Researchers also found that there is suitable land for growing this crop in other regions, including sub-Saharan Africa, where people don’t usually plant these trees.
“Despite the fact that climate will drastically change in the tropics, climate is not projected to move outside the window where breadfruit is comfortable,” says study first author Lucy Yang. “From a climate perspective, we can already grow breadfruit in sub-Saharan Africa. There is a huge swath of Africa, where breadfruit can grow to various degrees. It just has not been broadly introduced there yet. And, luckily enough, most varieties of breadfruit are seedless and have little-to-no likelihood of becoming invasive.”
“Breadfruit trees can live for decades and provide a large amount of fruits each year,” adds Nyree Zerega, director of the Program in Plant Biology and Conservation. “In some cultures, there is a tradition to plant a breadfruit tree when a child is born to ensure the child will have food for the rest of their life.”
Breadfruit could put an end to world hunger
Zerega says that once people establish a breadfruit tree, they are capable of withstanding heat and drought much longer than most other crops.
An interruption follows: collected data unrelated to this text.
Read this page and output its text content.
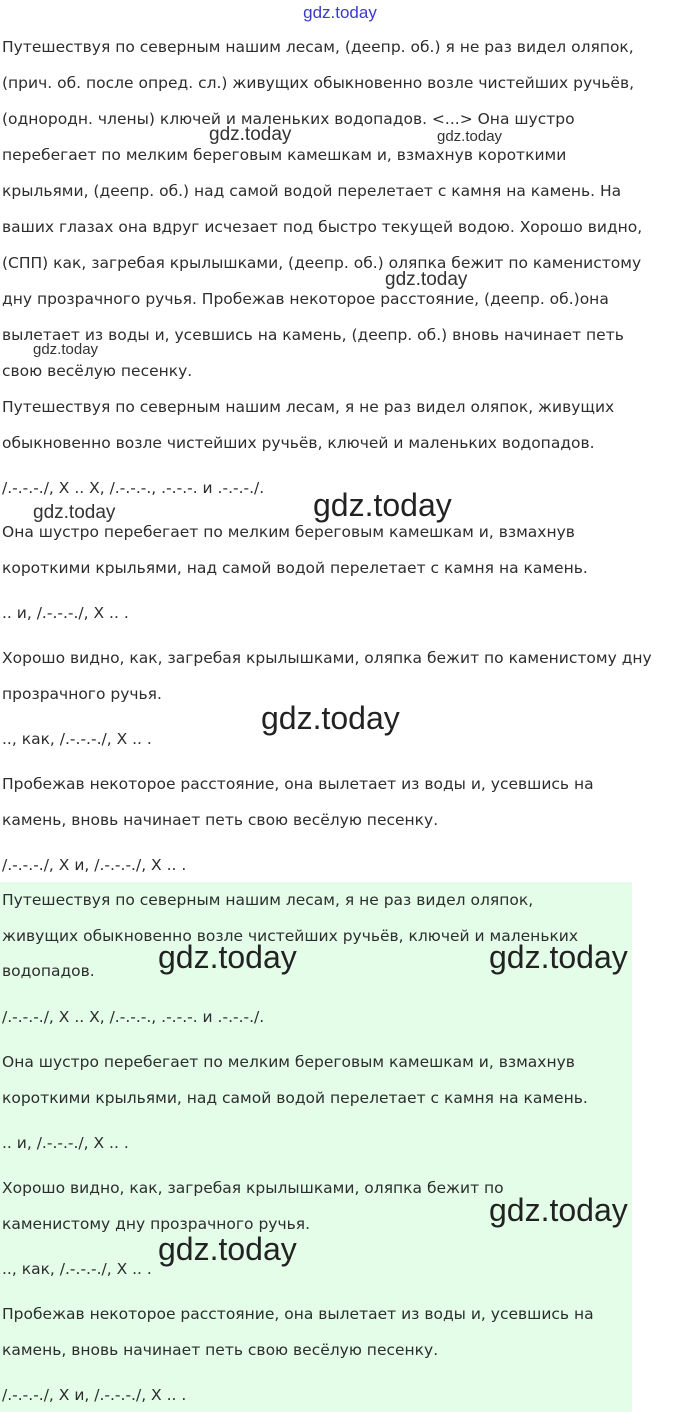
gdz.today
Путешествуя по северным нашим лесам, (деепр. об.) я не раз видел оляпок,
(прич. об. после опред. сл.) живущих обыкновенно возле чистейших ручьёв,
(однородн. члены) ключей и маленьких водопадов. <...> Она шустро
перебегает по мелким береговым камешкам и, взмахнув короткими
крыльями, (деепр. об.) над самой водой перелетает с камня на камень. На
ваших глазах она вдруг исчезает под быстро текущей водою. Хорошо видно,
(СПП) как, загребая крылышками, (деепр. об.) оляпка бежит по каменистому
дну прозрачного ручья. Пробежав некоторое расстояние, (деепр. об.)она
вылетает из воды и, усевшись на камень, (деепр. об.) вновь начинает петь
свою весёлую песенку.
Путешествуя по северным нашим лесам, я не раз видел оляпок, живущих
обыкновенно возле чистейших ручьёв, ключей и маленьких водопадов.
/.-.-.-./, X .. X, /.-.-.-., .-.-.-. и .-.-.-./.
Она шустро перебегает по мелким береговым камешкам и, взмахнув
короткими крыльями, над самой водой перелетает с камня на камень.
.. и, /.-.-.-./, X .. .
Хорошо видно, как, загребая крылышками, оляпка бежит по каменистому дну
прозрачного ручья.
.., как, /.-.-.-./, X .. .
Пробежав некоторое расстояние, она вылетает из воды и, усевшись на
камень, вновь начинает петь свою весёлую песенку.
/.-.-.-./, X и, /.-.-.-./, X .. .
Путешествуя по северным нашим лесам, я не раз видел оляпок,
живущих обыкновенно возле чистейших ручьёв, ключей и маленьких
водопадов.
/.-.-.-./, X .. X, /.-.-.-., .-.-.-. и .-.-.-./.
Она шустро перебегает по мелким береговым камешкам и, взмахнув
короткими крыльями, над самой водой перелетает с камня на камень.
.. и, /.-.-.-./, X .. .
Хорошо видно, как, загребая крылышками, оляпка бежит по
каменистому дну прозрачного ручья.
.., как, /.-.-.-./, X .. .
Пробежав некоторое расстояние, она вылетает из воды и, усевшись на
камень, вновь начинает петь свою весёлую песенку.
/.-.-.-./, X и, /.-.-.-./, X .. .
gdz.today	gdz.today
gdz.today
gdz.today
gdz.today	gdz.today
gdz.today
gdz.today	gdz.today
gdz.today
gdz.today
They’re also a perennial crop, meaning they require less energy and effort in comparison to crops that farmers need to replant every year. Breadfruit tress also sequester carbon dioxide from the atmosphere, making them extremely important for the environment.
“A lot of places where breadfruit can grow have high levels of food insecurity,” Yang says. “Oftentimes, they combat food insecurity by importing staple crops like wheat or rice, and that comes with a high environmental cost and carbon footprint. With breadfruit, however, these communities can produce food more locally.”
Researchers say that, due to the ongoing war in Ukraine, the coronavirus pandemic, and climate change, global food insecurity is becoming a greater problem every day. They believe that planting more breadfruit trees can create more resilience in the global food system.
“Climate change further emphasizes the need to diversify agriculture, so the world doesn’t rely on a small number of crop species to feed a large number of people,” Zerega concludes. “Humans rely heavily on a handful of crops to provide most of our food, but there are thousands of potential food crops among the approximately 400,000 described plant species. This points to the need to diversify agriculture and crops globally.”
The findings appear in the journal PLOS Climate.